= Permanent Representative of Nigeria to ECOWAS =

The Permanent Representative of Nigeria to the Economic Community of West African States (ECOWAS) is the senior diplomatic envoy appointed by the Government of the Federal Republic of Nigeria to represent the country at the ECOWAS Commission, the main executive organ of the regional political and economic union of West African states.

The Permanent Representative is Nigeria’s chief liaison with ECOWAS institutions, promoting Nigeria’s positions on regional policy, integration initiatives, peace and security matters, economic cooperation, free movement protocols and other continental priorities. The position is central to Nigeria’s diplomatic engagement and leadership in West Africa.

==Role and Responsibilities==
The Permanent Representative represents Nigeria at meetings of the ECOWAS Commission and other statutory bodies. He/she presents Nigeria’s views on regional integration, economic policy, security cooperation and development programmes. Part of the job includes coordinating Nigeria’s participation in ECOWAS programmes and ensuring compliance with community obligations; and acting as a senior advisor to the Nigerian government on matters relating to West African regional affairs and diplomacy. More so, the Permanent Representative facilitates communication between Nigerian ministries, agencies and ECOWAS institutions.

==Appointment==
The Permanent Representative is appointed by the President of Nigeria on the recommendation of the Minister of Foreign Affairs. The position is typically held by a senior career diplomat with extensive experience in foreign service, regional affairs, and multilateral diplomacy. The Representative presents Letters of Credence to the President of the ECOWAS Commission upon assumption of duty.

===Current and Recent Representatives===
Ambassador Olawale Emmanuel Awe is the current Permanent Representative of Nigeria to ECOWAS. He received his letter of credence in November 2025 pledging to advance Nigeria’s interests and deepen regional cooperation in areas of integration, security and development .

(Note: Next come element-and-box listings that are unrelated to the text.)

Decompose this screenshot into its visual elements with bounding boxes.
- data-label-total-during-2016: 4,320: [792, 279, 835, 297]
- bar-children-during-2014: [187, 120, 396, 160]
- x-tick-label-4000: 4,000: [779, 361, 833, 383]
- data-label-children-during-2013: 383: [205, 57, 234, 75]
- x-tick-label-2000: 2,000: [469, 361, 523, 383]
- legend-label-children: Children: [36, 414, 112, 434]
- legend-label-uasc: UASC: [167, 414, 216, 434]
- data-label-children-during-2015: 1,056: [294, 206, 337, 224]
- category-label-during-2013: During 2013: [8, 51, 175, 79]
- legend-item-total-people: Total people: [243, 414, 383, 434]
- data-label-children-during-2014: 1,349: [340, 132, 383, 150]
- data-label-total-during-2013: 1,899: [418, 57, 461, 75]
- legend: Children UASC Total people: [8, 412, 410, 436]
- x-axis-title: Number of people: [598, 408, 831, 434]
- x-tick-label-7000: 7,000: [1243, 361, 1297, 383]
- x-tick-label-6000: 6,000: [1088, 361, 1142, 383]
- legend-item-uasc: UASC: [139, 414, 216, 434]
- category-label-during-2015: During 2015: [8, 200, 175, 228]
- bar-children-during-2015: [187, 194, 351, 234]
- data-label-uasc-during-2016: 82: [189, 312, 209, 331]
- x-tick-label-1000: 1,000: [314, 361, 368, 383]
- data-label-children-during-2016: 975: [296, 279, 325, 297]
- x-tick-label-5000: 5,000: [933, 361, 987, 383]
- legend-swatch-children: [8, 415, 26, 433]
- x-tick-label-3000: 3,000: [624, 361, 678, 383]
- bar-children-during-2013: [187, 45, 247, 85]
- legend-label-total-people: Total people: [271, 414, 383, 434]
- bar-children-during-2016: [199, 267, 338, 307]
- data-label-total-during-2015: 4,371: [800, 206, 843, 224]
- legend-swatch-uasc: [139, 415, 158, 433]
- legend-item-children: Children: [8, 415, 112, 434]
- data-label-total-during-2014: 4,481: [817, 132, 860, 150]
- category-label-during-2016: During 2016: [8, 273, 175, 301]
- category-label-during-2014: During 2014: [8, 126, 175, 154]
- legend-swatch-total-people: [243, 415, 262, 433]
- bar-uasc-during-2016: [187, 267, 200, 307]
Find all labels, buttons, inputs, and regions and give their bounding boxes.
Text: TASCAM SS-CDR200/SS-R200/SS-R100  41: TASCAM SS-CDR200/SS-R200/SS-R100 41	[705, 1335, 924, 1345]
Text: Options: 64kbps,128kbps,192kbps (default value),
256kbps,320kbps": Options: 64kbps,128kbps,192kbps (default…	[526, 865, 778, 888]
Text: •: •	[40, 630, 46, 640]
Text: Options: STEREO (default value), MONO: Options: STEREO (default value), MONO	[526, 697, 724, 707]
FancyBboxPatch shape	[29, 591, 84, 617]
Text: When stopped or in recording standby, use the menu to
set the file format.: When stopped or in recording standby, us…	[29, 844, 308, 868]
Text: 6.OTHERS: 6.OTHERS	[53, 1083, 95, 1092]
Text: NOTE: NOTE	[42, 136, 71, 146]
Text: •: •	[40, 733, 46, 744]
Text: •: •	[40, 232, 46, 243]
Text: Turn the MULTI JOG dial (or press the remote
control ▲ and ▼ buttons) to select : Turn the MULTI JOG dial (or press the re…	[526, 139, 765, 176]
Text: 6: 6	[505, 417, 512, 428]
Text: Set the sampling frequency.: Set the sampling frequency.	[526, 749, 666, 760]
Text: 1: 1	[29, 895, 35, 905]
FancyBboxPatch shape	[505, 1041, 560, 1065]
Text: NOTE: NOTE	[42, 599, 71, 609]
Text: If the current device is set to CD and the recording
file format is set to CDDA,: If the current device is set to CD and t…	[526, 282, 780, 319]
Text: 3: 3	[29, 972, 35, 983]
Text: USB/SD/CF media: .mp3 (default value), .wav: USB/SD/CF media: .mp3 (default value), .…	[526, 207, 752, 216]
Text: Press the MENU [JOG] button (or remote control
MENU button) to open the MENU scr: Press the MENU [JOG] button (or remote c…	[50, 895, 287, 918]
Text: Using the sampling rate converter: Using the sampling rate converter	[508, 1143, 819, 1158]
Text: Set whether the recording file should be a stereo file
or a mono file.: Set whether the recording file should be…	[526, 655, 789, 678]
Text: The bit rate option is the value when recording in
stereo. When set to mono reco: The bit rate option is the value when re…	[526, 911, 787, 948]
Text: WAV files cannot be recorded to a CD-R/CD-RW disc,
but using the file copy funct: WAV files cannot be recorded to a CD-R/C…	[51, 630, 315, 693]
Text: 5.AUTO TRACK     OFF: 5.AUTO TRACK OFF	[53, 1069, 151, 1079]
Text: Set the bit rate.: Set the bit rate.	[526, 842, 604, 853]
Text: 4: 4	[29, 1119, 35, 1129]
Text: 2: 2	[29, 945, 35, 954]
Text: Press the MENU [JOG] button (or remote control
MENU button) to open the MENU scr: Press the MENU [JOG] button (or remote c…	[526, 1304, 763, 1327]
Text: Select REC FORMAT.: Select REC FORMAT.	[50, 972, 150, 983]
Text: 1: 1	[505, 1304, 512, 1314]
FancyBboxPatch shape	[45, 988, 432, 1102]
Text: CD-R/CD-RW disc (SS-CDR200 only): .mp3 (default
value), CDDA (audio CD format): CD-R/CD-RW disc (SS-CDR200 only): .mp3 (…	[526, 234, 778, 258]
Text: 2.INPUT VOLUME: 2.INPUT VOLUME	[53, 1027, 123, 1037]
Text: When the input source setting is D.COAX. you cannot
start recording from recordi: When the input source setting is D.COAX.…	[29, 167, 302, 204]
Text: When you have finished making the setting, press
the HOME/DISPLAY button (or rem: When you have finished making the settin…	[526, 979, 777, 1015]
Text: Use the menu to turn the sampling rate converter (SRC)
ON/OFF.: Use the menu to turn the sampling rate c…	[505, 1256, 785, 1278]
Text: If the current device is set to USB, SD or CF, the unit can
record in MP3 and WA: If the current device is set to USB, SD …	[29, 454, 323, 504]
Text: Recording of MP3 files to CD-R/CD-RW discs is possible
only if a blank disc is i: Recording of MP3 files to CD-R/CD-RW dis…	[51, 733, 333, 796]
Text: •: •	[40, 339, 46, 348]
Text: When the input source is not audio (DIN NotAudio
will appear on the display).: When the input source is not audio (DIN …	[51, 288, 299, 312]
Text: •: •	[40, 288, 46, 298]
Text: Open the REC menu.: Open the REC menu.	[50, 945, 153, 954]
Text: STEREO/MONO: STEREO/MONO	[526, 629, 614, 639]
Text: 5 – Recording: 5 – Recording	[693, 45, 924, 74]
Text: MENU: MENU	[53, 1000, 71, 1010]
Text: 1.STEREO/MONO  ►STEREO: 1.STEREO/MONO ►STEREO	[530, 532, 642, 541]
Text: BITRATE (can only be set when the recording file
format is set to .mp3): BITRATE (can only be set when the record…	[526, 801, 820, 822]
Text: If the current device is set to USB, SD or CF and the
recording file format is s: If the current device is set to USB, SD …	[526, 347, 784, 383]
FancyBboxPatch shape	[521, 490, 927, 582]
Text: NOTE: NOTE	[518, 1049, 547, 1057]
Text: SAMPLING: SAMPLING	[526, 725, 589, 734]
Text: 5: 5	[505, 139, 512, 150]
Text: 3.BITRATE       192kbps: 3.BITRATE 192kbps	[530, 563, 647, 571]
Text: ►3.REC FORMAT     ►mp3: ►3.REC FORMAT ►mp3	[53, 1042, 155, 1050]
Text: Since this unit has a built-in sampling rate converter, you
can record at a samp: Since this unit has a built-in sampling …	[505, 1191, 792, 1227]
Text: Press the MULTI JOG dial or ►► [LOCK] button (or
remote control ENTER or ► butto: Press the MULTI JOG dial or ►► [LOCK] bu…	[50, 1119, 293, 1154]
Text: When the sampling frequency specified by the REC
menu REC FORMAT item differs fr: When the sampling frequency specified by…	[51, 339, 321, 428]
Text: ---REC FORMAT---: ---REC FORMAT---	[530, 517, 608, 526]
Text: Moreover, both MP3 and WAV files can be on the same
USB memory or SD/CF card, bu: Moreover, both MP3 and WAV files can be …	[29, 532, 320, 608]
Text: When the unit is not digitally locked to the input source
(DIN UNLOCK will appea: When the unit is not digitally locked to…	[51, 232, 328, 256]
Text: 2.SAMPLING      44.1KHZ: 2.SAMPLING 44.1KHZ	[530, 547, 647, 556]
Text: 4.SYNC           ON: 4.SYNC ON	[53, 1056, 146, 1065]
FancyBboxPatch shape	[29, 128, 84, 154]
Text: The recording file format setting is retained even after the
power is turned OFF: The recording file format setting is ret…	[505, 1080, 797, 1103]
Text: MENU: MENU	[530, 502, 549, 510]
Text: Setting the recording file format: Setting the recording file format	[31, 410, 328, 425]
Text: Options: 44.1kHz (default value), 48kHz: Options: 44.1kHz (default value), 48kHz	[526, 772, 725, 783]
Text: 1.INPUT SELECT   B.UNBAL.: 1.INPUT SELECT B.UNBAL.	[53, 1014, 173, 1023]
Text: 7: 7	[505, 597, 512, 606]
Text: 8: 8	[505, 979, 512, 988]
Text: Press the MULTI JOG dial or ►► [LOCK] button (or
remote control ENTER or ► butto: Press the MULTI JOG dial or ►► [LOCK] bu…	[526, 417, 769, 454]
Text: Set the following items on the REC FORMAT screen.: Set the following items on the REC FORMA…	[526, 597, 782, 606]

Prior to Ambassador Awe’s appointment, Ambassador Musa Sani Nuhu served in the role, representing Nigeria at ECOWAS and engaging in diplomatic activities to promote regional integration and cooperation. His tenure included participation in key discussions on the implementation of ECOWAS protocols and initiatives.

==Significance==
As one of the founding and most populous ECOWAS member states, Nigeria plays a leading role in shaping ECOWAS policy and programmes. The Permanent Representative therefore functions as a key figure in this leadership by ensuring that Nigeria’s strategic priorities are reflected in ECOWAS decision-making processes, particularly in areas related to peace and security, the free movement of persons and goods, economic development, and regional diplomacy.